Over the past 15 years, Nancy Kline has formed a system called a Thinking Environment, a model of human interaction that dramatically improves the way people think, and thus the way they work and live. We must learn how to help people think for themselves. Listening—the quality of people’s attention for each other—is the core of this method.
“If you listen you ennoble people with the depth of your attention and shake them to their roots by convincing them that they can think for themselves so they can access their own answers first. Everything we do depends for its quality on the thinking we do first. IQ, age, background, gender and even experience seemed to have surprisingly little to do with the times when students thought well. The key behavior was attention. The quality of a person’s attention determines the quality of other people’s thinking. As our thinking depends on the quality of our attention for each other, perhaps the most important thing we could do with our life and with our leadership was to listen to people so expertly, to give them attention so respectfully they could begin to think for themselves, clearly and afresh.”
“Beneath the fear of being punished for thinking for themselves, most people have ideas that matter, ideas that would make a difference if they could be developed fully.
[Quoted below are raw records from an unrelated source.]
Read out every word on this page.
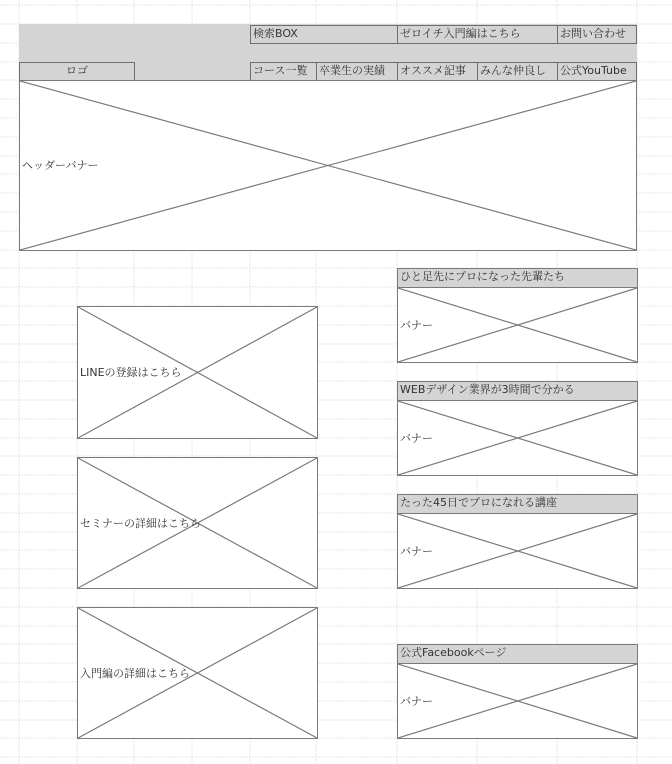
検索BOX	ゼロイチ入門編はこちら	お問い合わせ
ロゴ	コース一覧	卒業生の実績	オススメ記事	みんな仲良し	公式YouTube
ヘッダーバナー
LINEの登録はこちら
セミナーの詳細はこちら
入門編の詳細はこちら
ひと足先にプロになった先輩たち
バナー
WEBデザイン業界が3時間で分かる
バナー
たった45日でプロになれる講座
バナー
公式Facebookページ
バナー
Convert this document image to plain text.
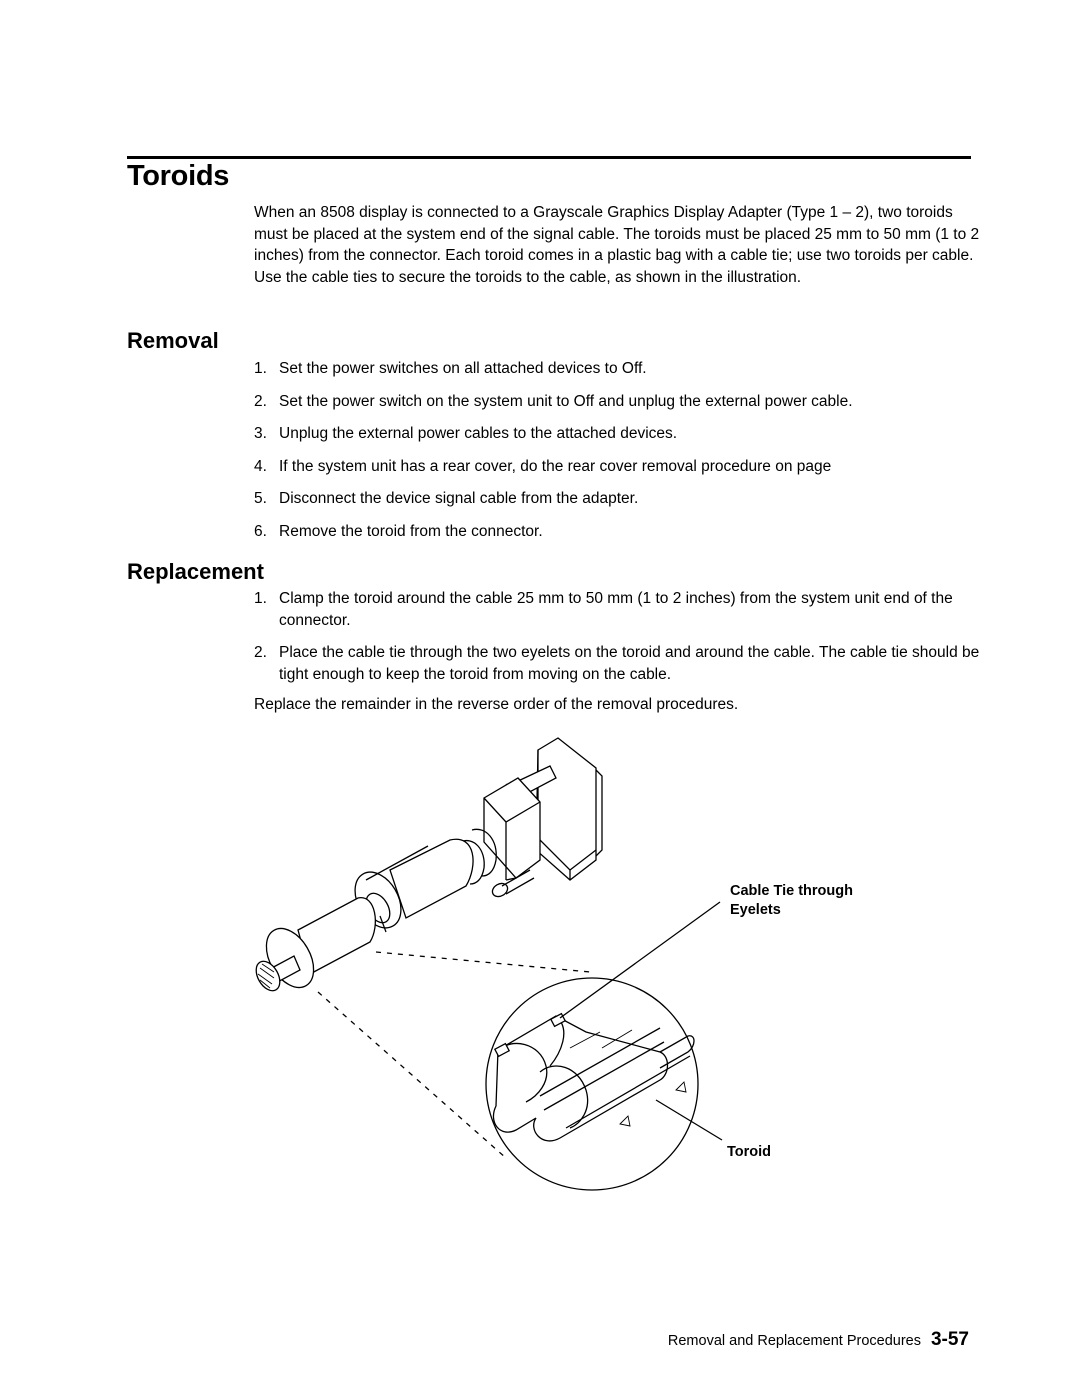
Toroids

When an 8508 display is connected to a Grayscale Graphics Display Adapter (Type 1 – 2), two toroids must be placed at the system end of the signal cable. The toroids must be placed 25 mm to 50 mm (1 to 2 inches) from the connector. Each toroid comes in a plastic bag with a cable tie; use two toroids per cable. Use the cable ties to secure the toroids to the cable, as shown in the illustration.

Removal
1. Set the power switches on all attached devices to Off.
2. Set the power switch on the system unit to Off and unplug the external power cable.
3. Unplug the external power cables to the attached devices.
4. If the system unit has a rear cover, do the rear cover removal procedure on page
5. Disconnect the device signal cable from the adapter.
6. Remove the toroid from the connector.
Replacement
1. Clamp the toroid around the cable 25 mm to 50 mm (1 to 2 inches) from the system unit end of the connector.
2. Place the cable tie through the two eyelets on the toroid and around the cable. The cable tie should be tight enough to keep the toroid from moving on the cable.

Replace the remainder in the reverse order of the removal procedures.

Cable Tie through
Eyelets
Toroid
Removal and Replacement Procedures 3-57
The best conditions for thinking, if you really stop and notice, are not tense. They are gentle and quiet and unrushed. They are stimulating not competitive. They are encouraging. They are paradoxically both rigorous and nimble. When you are listening to someone, much of the quality of what you are hearing is your effect on them. Giving good attention without interruption to people makes them more intelligent. Poor attention makes them stumble over their words and seem stupid. Your attention, your listening is that important. We think we listen, but we don’t. We give advice, give advice, give advice! Listening to each other, if you want to think for yourselves, requires discipline and the most profound attention for each other.”